Kuwait, a major oil producer hit by lastyear's price slump, is leaning towards a more creative monetary
policy to help spur its economy, banking sources said.
    "There is a clear emphasis on encouraging the use of money
in productive ventures, rather than having it all tied up in
interest bearing investments which have no direct productive
outlet," one banker said.
    Kuwait's Central Bank yesterday cut one key money market
rate and abandoned another which had been used since February
1986 to direct inter-bank borrowing and lending costs.
    The bank reduced to six pct from 6-1/2 pct the rate at
which it will offer funds of one month to one year in the
inter-bank market. This, in turn, affected retail rates.
    The cut, the third this year, followed a major overhaul of
interest rate policy last month which Central Bank Governor
Sheikh Salem Abdul-Aziz al-Sabah said was designed to revive
the economy.
    One banker said "There is growing flexibility, creativity,
in interest rate policy, amid an awareness of the need to
diversify the economy by stimulating the non-oil sector."
    For the first time in nearly three years domestic interest
rates are now significantly below those for the U.S. Dollar, a
favourite haven for Gulf speculative and investor funds in the
past, banking sources said.
    Despite uncertainties generated by the 6-1/2 year old Iran-
Iraq war on Kuwait's northern doorstep, bankers play down the
prospect of any significant capital flight.
    The Kuwaiti dinar, whose value is set by the Central Bank
and was fixed today at 0.27095/129 to the dollar, is stronger
now than for several years.
    Fears that the dollar may fall further will prompt second
thoughts among Kuwaiti investors prepared to consider switching
funds into the U.S. Currency, the sources said.
    "There is a distinct exchange rate risk," they added.

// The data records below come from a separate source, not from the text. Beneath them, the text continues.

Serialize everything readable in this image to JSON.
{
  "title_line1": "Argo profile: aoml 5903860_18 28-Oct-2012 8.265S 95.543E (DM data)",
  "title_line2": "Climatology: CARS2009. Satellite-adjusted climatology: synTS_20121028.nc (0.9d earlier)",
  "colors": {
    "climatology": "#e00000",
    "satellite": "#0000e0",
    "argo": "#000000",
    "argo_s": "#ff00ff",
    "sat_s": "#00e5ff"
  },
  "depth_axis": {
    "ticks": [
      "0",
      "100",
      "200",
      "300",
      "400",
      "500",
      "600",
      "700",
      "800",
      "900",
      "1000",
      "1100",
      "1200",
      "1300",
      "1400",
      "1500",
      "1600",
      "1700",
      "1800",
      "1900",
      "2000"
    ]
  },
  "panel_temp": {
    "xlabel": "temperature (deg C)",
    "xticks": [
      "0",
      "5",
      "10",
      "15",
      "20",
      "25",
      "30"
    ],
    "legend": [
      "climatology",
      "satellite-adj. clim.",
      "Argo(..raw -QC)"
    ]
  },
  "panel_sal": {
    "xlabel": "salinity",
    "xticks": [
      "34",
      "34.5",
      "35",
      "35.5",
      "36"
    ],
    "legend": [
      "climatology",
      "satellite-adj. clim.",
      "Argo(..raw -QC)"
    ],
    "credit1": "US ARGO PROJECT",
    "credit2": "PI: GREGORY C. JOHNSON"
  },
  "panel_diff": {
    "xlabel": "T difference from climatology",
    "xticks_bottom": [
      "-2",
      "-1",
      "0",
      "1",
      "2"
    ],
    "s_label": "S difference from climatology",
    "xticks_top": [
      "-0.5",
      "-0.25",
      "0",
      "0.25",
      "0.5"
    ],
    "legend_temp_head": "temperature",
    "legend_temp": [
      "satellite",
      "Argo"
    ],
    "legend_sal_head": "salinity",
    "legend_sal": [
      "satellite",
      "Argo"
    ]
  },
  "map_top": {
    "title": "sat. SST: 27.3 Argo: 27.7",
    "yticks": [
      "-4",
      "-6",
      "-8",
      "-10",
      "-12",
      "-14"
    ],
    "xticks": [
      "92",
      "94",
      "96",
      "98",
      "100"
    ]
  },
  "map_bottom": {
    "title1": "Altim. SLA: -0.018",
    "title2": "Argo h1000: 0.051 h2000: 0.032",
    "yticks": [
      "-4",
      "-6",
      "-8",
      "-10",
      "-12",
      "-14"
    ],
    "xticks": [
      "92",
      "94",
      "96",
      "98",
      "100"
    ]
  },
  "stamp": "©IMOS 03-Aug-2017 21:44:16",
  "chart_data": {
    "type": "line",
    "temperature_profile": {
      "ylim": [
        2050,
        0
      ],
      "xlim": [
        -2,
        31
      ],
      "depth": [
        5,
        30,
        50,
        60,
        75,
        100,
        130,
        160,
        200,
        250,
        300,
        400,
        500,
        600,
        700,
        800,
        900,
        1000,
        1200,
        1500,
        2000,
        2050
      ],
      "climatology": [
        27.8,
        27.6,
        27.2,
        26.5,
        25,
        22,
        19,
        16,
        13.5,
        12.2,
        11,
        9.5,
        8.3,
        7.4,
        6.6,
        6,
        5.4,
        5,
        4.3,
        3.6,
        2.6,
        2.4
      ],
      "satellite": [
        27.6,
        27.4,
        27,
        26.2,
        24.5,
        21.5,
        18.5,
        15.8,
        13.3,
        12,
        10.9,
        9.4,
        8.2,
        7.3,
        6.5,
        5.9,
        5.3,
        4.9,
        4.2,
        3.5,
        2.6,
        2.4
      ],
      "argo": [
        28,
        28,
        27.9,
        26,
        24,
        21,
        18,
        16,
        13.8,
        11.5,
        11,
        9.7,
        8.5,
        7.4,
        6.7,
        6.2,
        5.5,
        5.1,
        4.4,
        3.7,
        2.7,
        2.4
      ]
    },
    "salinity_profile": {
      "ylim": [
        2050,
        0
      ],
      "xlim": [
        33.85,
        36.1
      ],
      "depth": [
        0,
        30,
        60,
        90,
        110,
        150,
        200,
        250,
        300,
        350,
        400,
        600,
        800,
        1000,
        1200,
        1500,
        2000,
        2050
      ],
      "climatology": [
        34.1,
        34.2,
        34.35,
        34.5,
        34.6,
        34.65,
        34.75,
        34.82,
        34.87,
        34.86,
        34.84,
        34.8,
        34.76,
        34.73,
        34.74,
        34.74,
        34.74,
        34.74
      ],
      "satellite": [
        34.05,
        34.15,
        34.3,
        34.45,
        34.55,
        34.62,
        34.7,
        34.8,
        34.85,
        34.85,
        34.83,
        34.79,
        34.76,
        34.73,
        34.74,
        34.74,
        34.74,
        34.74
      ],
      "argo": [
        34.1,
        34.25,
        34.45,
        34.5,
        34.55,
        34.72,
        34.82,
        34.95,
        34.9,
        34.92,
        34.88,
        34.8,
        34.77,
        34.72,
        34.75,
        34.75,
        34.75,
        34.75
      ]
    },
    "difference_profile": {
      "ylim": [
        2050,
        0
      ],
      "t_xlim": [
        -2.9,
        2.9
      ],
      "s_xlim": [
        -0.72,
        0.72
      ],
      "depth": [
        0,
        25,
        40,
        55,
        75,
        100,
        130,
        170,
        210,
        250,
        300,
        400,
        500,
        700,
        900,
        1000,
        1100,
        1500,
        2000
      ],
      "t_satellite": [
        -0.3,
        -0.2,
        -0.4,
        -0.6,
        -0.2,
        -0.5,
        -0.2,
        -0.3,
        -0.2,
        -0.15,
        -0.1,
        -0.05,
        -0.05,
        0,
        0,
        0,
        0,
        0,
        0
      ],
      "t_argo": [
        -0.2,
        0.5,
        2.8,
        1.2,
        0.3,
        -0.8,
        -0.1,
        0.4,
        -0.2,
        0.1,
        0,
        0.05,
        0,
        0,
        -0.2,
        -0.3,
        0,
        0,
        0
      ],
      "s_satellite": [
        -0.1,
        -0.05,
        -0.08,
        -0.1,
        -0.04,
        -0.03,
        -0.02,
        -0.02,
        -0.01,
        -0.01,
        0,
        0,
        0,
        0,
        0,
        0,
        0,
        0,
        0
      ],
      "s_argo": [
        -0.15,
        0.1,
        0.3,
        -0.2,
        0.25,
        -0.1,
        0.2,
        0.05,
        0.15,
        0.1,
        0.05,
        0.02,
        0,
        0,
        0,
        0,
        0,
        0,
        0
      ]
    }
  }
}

    Bankers said the dollar slump hurt many investors behind
the last major capital outflow in 1984, encouraged then by 18
pct U.S. Interest rates and the start of Iranian attacks on
neutral shipping in the Gulf.
    The Central Bank calculates its dinar exchange rate against
a basket of currencies. Bankers do not know the basket's exact
make-up but say it is weighted heavily in favour of the dollar.
    Some bankers believe any strengthening of the dinar beyond
0.27000 to the dollar might provoke investors into shifting
funds into the U.S. Currency. "They may ask:When will the dollar
be so cheap again?" one said.
    And with dinar interest rates now roughly one pct below
those for the dollar, they say the Central Bank faces a
delicate balancing role requiring further flexibility.
    Bankers said the current, expansionary interest rate policy
is only part of a broader attempt to encourage local investment
and strengthen the backbone of the economy.
    They estimate the economy, measured in terms of GDP and
allowing for inflation, shrank 19 pct in 1986 after an 8.1 pct
contraction the previous year.
    Bankers also noted recent measures to stimulate stock
market activity, capped today by sharp cuts in brokerage fees
to make it cheaper for investors to trade.